The small number of settlers, the exigencies and hardships of a planter’s life, the absence of luxuries, as well as the simplicity of social manners among the Dutch, prohibited anything during the rule of the Dutch in New Netherland which might, by a long and liberal stretch of phraseology or idealization of a revered ancestry, be termed fashionable life.

They occasionally had a merry dinner. Captain Beaulieu, a gay Frenchman who brought a prize into port, gave a costly one for fourteen persons; and as he did not pay for it, it has passed into history. Governor Stuyvesant had a fine dinner given to him on the eve of one of his “gallant departures.” De Vries has left us an amusing account of a quarrelsome feast given by the gunner of the Fort. Eating and drinking were ever the Dutchman’s pleasures.

With the establishment of English rule there came to the town of the Governor’s residence, in the Province of New York as in the other provinces, a little stilted attempt at the semblance of a court.

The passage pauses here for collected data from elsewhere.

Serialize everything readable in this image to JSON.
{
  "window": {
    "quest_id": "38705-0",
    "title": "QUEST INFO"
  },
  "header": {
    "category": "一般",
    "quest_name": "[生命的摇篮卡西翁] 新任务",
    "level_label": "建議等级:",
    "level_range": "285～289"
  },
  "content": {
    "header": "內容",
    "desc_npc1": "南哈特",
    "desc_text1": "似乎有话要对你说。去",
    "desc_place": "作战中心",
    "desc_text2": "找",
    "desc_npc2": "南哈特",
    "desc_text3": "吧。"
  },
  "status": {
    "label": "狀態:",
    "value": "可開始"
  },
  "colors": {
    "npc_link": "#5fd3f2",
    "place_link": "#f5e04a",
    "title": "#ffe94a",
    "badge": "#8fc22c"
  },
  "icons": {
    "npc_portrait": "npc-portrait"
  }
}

Formal endeavors to have something of the nature of a club were made under the English governors, to promote a social feeling in the town. A letter of the day says, “Good correspondence is kept between the English and Dutch; to keep it closer sixteen families (ten Dutch and six English) have had a constant meetting at each other’s houses in Turnes twice every week in winter and now in summer once. They meet at six at night, and part at about eight or nine.” The exceedingly early hours of these social functions seem to accent the simplicity of the life of the times even more than the absence of any such meetings would have done. The arrival of a new Governor was naturally an important and fashionable event. When the Earl and Countess of Bellomont landed in New York in 1698 they were, of course, greeted first with military salutes; four barrels of gunpowder made sufficient noise of welcome. Then a great dinner to a hundred and fifty people was given. It was presided over by the handsomest man in town, Mayor de Peyster, and the fare consisted of “venison, turkey, chicken, goose, pigeon, duck and other game; mutton, beef, lamb, veal, pork, sausages; with puddings, pastry, cakes and choicest of wines.” It was a fine welcome, but such dinners did not come every day to the Governor; he had other and sorrier gatherings in store.